JL Van der Velde is CEO of both companies, while Giancarlo Devasini holds the position of the chief financial operator at both companies as well.
Tether’s Bank Reserves
Since it arrived on the scene in late 2014 Tether has always claimed that it has the required fiat reserves needed to back all tokens in circulation at any given time, and even provides a ledger on its website that shows Tether tokens accompanied by their underlying monetary reserve.
Problems began to appear when an audit of its accounts was promised in 2017 and not delivered, leading to pressure from the crypto community that eventually led to a short review of Tether’s accounts by Friedman LLP, which can be found here.
For many within the community, this just wasn’t enough. A full audit was promised, and after more pressure Tether eventually brought Friedman LLP back to conduct an audit in January of 2018.
Around a month into the process, Tether put a halt to the audit, claiming that
“the excruciatingly detailed procedures Friedman was undertaking for the relatively simple balance sheet of Tether”
“clear that an audit would be unattainable in a reasonable timeframe.”
Bitcoin Price Manipulation
Following on from the scrapped audit, Bitmex released a report that claimed Tether had the required cash reserves in a bank account in Puerto Rico, but more trouble was to follow when the University of Texas issued a report claiming that Tether was responsible for Bitcoin price manipulation and quoted “incomplete tether backing.”

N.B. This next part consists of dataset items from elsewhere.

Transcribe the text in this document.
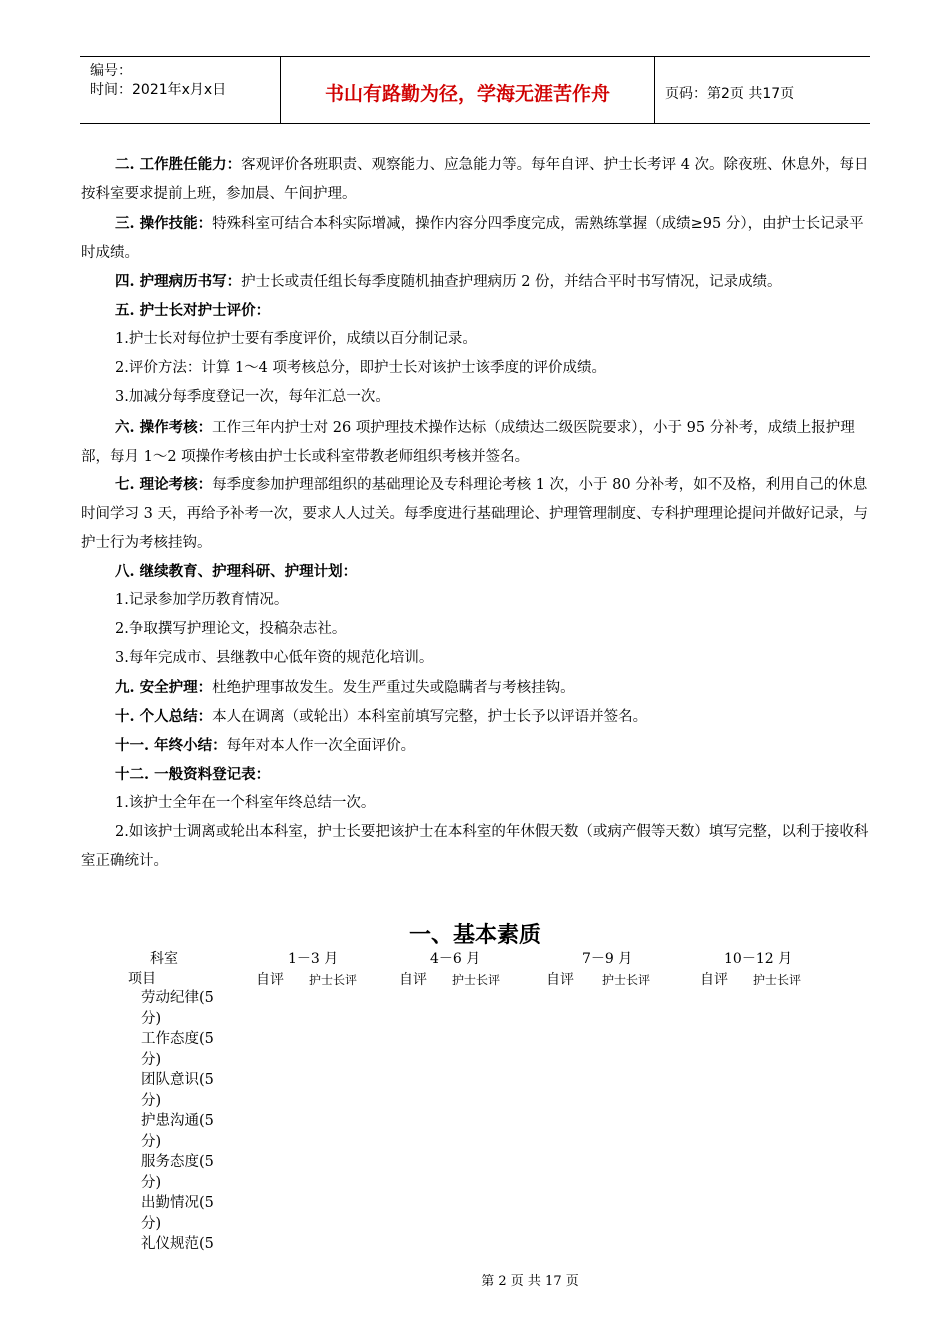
编号：
时间：2021年x月x日	书山有路勤为径，学海无涯苦作舟	页码：第2页 共17页

二. 工作胜任能力：客观评价各班职责、观察能力、应急能力等。每年自评、护士长考评 4 次。除夜班、休息外，每日按科室要求提前上班，参加晨、午间护理。

三. 操作技能：特殊科室可结合本科实际增减，操作内容分四季度完成，需熟练掌握（成绩≥95 分），由护士长记录平时成绩。

四. 护理病历书写：护士长或责任组长每季度随机抽查护理病历 2 份，并结合平时书写情况，记录成绩。

五. 护士长对护士评价：

1.护士长对每位护士要有季度评价，成绩以百分制记录。

2.评价方法：计算 1～4 项考核总分，即护士长对该护士该季度的评价成绩。

3.加减分每季度登记一次，每年汇总一次。

六. 操作考核：工作三年内护士对 26 项护理技术操作达标（成绩达二级医院要求），小于 95 分补考，成绩上报护理部，每月 1～2 项操作考核由护士长或科室带教老师组织考核并签名。

七. 理论考核：每季度参加护理部组织的基础理论及专科理论考核 1 次，小于 80 分补考，如不及格，利用自己的休息时间学习 3 天，再给予补考一次，要求人人过关。每季度进行基础理论、护理管理制度、专科护理理论提问并做好记录，与护士行为考核挂钩。

八. 继续教育、护理科研、护理计划：

1.记录参加学历教育情况。

2.争取撰写护理论文，投稿杂志社。

3.每年完成市、县继教中心低年资的规范化培训。

九. 安全护理：杜绝护理事故发生。发生严重过失或隐瞒者与考核挂钩。

十. 个人总结：本人在调离（或轮出）本科室前填写完整，护士长予以评语并签名。

十一. 年终小结：每年对本人作一次全面评价。

十二. 一般资料登记表：

1.该护士全年在一个科室年终总结一次。

2.如该护士调离或轮出本科室，护士长要把该护士在本科室的年休假天数（或病产假等天数）填写完整，以利于接收科室正确统计。

一、基本素质
科室
项目
1－3 月	4－6 月	7－9 月	10－12 月
自评 护士长评	自评 护士长评	自评 护士长评	自评 护士长评
劳动纪律(5分)
工作态度(5分)
团队意识(5分)
护患沟通(5分)
服务态度(5分)
出勤情况(5分)
礼仪规范(5
第 2 页 共 17 页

In the same month the University of Texas report was released, US law firm Freeh Sporkin & Sullivan LLP claimed that they had access to two of Tethers bank accounts which confirmed they did have the required reserve of fiat currency to back the tokens in circulation.
This, however, was not an official audit.
More Pressure on USDT Tether
Along with the report, Tether claimed that the mainstream accounting firms simply would not run an official audit of a cryptocurrency company and that this report was what they believed to be “the next best thing.”
Shortly after the FSS report was published the company itself released a statement highlighting that
“FSS is not an accounting firm, and did not perform the above review and confirmations using Generally Accepted Accounting Principles,”
and that the results
“should not be construed as the results of an audit.”
Fast Forward to today, enter TrueUSD
Now, we see Tether drop below $1, which has completely undermined its status as a stablecoin, and its relationship with Noble Bank in Puerto Rico is reportedly over.
The truth is, Tether is in trouble. There are other stablecoins which have been created by highly reputable providers with real potential to provide an alternative to Tether.
One such alternative is TrueUSD, who was represented by Ryan Rodenbaugh in this interview discussing Tether and the future of stablecoins along with European crypto exchange ETERBASE CEO Robert Auxt.
The pressure is now on Tether to step up and prove that transparency matters, and that their position as a stablecoin is backed up by facts.